The Riverfront housing proposal is a seven-story project in Downtown Santa Cruz. Twenty of 175 units would be affordable. The council approved it in a 5-2 vote last year.

  •  The 190 West Cliff project is a housing complex proposed on the Dream Inn parking lot. The council approved it in a 4-3 vote in 2019. The project had 10 affordable units out of a total 89 units.
  • Cummings voted in favor of the project. At the time Cummings said he wanted to “increase affordable housing to the maximum extent possible.” But he was worried about legal challenges.
  • Read Cummings’ explanation of his vote.

 In 2019, Justin voted in favor of the motion that killed the Corridor Plan. The Corridor Plan would have allowed denser housing along major roads in the city. 

The council stopped all work on that plan. Instead, the council set neighborhood and business preservation and protection as the city’s highest-level policy priority. It was a 4-3 vote.

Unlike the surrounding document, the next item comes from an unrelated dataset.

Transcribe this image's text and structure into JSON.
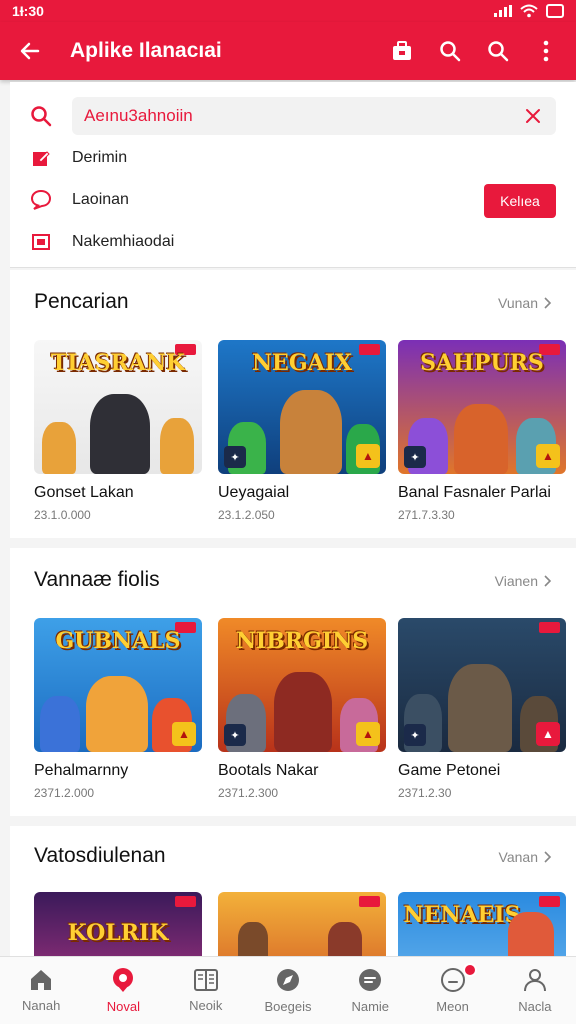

JUSTIN CUMMINGS ON HIS CORRIDOR PLAN VOTE: Really the intent is, we need to try to make sure that we’re putting density in all of the different corridors and making sure that we’re equitable in how we’re distributing the density within our community. So that was the main rationale for doing that and the impetus for doing that. Because Eastside residents were really upset with you know, how it seemed like there was more density being pushed on that side of town, that the city staff wasn’t listening and the city council was really not listening to Eastside residents as well.

Page 16 of City Hall to You 2018 Santa Cruz
Contributed to DocumentCloud by Kara Meyberg Guzman (Santa Cruz Local) • View document or read text

The table shows new development capacity called for by Santa Cruz’s General Plan on the Eastside compared to the Westside. Santa Cruz Planning Director Lee Butler cited these statistics in a council meeting in October 2019 in response to some Eastside residents’ concerns about where housing growth is planned. (City of Santa Cruz)

JUSTIN CUMMINGS: I’m looking at approving projects that are going to fit with the community, that are taking community consideration into account and that are maximizing affordable housing. And the policies that I’m interested in moving forward are those that are going to increase the amount of deed-restricted, affordable housing in our community. Because if it’s not deed-restricted, then there’s no guarantee that it will be affordable moving forward.